Sonora, CA — City officials, partnering with PG&E, are embracing a project aiming to save energy dollars as it also turns up the lights for the sake of increased public safety.
According to PG&E spokesperson Brandi Merlo, the effort, which has been underway since early January and is expected to finish up before the end of February, focuses on converting streetlights across the city from older high-pressure sodium vapor light bulbs to state-of-the-art LED (light-emitting diode) lamps. The conversion is part of an initiative approved by the California Public Utilities Commission (CPUC) to promote safety and energy efficiency in public lighting.

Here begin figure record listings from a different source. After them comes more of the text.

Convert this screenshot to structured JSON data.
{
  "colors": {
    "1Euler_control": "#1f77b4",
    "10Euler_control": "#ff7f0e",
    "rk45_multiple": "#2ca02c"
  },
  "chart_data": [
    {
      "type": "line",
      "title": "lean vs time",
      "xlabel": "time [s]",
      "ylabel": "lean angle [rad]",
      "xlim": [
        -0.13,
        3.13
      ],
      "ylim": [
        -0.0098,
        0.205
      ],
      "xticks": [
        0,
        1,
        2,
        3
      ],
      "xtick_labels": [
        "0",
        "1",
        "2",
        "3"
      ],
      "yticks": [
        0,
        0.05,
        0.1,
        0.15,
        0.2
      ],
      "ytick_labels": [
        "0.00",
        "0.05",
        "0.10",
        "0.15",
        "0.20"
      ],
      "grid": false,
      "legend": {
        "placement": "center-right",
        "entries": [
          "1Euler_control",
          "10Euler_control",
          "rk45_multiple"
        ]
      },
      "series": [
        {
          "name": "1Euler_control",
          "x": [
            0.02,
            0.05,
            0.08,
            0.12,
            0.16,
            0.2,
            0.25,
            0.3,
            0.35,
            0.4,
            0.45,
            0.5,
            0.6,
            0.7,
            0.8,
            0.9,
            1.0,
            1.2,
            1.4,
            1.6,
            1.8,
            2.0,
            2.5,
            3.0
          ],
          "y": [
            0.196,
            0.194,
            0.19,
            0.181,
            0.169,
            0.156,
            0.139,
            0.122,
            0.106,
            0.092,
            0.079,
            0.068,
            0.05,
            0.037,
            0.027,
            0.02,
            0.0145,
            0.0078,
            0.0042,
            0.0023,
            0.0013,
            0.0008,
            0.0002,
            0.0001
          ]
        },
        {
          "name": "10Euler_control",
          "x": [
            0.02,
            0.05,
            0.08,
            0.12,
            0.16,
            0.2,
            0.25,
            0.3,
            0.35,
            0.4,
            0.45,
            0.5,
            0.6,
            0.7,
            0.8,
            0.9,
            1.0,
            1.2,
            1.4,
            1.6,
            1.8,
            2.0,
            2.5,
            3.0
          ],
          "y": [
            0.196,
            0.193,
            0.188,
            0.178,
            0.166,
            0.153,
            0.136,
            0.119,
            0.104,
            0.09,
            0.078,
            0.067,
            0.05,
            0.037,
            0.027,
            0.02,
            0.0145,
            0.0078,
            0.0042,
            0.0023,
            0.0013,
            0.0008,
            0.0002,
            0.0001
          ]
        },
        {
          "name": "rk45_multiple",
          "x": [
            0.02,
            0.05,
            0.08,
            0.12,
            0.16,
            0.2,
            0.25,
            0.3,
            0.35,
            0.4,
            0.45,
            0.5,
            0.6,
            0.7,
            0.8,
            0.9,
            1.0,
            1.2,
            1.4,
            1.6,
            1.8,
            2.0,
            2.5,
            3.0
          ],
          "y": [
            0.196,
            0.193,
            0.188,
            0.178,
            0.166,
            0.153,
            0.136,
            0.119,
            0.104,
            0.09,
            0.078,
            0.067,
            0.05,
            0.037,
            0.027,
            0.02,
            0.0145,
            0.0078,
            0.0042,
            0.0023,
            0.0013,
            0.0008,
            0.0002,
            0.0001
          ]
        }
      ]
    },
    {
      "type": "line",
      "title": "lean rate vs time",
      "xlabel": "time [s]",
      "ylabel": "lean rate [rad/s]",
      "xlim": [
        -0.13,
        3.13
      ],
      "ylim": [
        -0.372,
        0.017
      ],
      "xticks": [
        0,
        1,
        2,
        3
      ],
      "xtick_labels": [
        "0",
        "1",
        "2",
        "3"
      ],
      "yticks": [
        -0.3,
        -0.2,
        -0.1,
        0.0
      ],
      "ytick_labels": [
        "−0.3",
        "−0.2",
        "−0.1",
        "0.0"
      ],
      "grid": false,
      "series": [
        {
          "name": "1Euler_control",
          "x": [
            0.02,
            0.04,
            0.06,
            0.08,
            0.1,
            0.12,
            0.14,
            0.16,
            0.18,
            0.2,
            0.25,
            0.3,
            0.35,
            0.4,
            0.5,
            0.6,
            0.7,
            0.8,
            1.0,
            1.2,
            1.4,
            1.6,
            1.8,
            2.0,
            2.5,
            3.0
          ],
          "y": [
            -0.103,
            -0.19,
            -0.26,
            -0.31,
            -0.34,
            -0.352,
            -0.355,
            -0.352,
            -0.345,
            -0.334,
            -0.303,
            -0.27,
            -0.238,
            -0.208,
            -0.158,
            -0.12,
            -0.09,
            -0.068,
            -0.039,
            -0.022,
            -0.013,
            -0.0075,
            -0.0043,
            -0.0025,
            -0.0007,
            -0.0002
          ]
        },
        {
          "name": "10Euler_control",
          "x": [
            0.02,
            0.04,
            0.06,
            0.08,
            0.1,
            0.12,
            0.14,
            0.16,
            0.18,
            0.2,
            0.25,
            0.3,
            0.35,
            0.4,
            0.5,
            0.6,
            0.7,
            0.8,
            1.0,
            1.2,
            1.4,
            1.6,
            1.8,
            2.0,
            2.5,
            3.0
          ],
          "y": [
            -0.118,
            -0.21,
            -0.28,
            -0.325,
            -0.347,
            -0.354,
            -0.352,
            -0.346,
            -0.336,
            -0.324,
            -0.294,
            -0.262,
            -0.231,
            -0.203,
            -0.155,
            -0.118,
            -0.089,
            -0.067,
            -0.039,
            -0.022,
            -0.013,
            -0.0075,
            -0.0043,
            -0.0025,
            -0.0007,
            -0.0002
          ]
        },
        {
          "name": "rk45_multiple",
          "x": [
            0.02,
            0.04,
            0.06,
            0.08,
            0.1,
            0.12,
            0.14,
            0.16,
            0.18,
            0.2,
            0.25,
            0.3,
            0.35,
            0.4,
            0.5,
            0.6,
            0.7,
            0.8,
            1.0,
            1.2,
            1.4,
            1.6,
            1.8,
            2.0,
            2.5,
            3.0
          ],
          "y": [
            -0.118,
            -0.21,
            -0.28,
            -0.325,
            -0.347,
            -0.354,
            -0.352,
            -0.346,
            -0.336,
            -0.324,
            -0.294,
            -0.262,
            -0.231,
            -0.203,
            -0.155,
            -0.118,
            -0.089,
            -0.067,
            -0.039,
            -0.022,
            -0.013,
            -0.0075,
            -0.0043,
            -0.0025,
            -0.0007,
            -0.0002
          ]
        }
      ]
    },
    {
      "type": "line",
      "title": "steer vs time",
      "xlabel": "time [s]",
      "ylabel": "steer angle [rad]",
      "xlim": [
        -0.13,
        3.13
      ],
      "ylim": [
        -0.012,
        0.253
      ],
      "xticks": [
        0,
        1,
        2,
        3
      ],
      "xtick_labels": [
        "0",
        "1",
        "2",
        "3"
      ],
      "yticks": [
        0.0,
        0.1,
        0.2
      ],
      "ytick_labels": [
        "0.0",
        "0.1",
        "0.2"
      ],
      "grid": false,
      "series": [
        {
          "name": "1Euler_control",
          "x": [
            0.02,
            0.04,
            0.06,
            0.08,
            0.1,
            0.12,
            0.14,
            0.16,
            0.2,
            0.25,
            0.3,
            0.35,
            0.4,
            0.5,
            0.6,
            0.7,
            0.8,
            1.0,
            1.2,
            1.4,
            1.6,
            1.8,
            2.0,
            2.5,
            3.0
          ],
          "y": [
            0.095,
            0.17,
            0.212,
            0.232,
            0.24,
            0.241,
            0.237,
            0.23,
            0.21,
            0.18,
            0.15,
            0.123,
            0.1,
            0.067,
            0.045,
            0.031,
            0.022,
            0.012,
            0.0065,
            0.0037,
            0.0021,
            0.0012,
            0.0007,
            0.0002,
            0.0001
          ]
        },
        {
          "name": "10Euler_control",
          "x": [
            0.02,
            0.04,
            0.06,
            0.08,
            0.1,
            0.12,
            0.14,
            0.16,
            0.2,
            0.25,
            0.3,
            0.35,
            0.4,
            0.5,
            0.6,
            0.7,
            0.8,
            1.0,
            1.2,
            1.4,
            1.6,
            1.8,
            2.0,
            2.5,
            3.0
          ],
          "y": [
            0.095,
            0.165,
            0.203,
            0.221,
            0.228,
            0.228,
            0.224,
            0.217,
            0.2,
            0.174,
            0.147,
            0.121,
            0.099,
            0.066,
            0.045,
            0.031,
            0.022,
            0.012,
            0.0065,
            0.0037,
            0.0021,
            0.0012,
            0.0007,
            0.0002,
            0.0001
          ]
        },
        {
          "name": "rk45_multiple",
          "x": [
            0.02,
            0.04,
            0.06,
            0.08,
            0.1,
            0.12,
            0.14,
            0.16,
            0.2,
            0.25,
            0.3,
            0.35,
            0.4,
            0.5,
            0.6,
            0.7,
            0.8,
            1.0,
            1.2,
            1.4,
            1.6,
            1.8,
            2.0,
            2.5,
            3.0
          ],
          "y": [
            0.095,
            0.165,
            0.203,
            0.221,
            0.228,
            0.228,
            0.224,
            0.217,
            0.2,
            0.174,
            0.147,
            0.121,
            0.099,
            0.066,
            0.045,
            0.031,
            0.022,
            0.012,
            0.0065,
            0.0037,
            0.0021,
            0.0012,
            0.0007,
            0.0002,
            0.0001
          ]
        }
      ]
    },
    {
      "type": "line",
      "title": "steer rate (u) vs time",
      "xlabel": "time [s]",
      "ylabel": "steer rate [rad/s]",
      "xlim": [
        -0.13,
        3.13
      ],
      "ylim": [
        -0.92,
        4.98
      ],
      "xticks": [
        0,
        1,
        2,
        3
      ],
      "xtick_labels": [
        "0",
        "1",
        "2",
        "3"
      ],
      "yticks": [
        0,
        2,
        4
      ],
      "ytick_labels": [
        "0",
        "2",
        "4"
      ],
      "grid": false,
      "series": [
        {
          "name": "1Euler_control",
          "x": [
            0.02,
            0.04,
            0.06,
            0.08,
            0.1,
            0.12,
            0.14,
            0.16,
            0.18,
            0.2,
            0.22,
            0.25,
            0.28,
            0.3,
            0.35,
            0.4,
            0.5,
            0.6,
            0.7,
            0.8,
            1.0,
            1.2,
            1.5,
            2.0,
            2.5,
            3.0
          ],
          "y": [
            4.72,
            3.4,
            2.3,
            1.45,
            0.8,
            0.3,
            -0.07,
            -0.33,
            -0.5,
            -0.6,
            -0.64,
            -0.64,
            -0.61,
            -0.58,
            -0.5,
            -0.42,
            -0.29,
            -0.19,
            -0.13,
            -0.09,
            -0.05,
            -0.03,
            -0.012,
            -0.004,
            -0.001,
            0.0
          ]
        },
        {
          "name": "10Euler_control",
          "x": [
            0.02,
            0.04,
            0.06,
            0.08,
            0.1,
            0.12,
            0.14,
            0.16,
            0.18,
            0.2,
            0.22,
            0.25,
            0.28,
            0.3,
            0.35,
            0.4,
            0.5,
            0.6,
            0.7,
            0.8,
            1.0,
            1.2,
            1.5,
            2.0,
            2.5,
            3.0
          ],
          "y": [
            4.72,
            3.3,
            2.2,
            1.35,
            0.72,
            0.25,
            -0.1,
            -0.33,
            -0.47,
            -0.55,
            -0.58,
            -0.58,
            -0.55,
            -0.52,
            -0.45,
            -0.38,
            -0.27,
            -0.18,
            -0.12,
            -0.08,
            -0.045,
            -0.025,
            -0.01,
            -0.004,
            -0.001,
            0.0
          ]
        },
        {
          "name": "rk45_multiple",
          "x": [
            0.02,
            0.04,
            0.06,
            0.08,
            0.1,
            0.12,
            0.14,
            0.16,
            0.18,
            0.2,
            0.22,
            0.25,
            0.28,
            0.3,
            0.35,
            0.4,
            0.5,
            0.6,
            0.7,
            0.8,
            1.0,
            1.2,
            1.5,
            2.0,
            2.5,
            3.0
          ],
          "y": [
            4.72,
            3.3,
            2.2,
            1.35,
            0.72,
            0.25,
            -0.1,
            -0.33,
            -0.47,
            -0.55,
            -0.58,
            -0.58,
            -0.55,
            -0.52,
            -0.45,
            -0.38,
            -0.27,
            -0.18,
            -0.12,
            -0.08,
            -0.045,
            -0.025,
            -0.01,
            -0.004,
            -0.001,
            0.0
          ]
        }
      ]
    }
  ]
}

“LED streetlights last four times longer, so the City of Sonora will see a benefit from a significant reduction in maintenance and replacement costs,” Merlo explains. Upfront, she says it is estimated that related greenhouse gas emissions should lower by more than two-thirds — and result in an initial annual savings of about $7,300 in power costs to the city.
The scope involves about 410 PGE-owned streetlights. “We are not modifying any existing poles but in addition to those cobra-head upgrades, we are upgrading the post-top decorative lights in the downtown area to energy-efficient LEDS,” Merlo further states, adding that while the new LED lighting will appear a bit different and brighter, similar improvements are also being made across PG&E’s service area. Too, she shares, there are variations of LED colors available that the city could choose from.
As far as impacts to local residents, Merlo maintains, “Customers will see bucket trucks belonging to our contractor, Advanced Lighting, with crews of typically one to two people changing out the bulbs or the lamps. We don’t expect any effect on parking or traffic and the contractors do not need to access customers’ properties to complete their work.”
So while folks may well see workers switching out bulbs for the next few weeks, it is not anticipated that these chores will create any negative impact, and literally, the brighter side, soon to come, will be a better-lit, somewhat more energy-efficient city.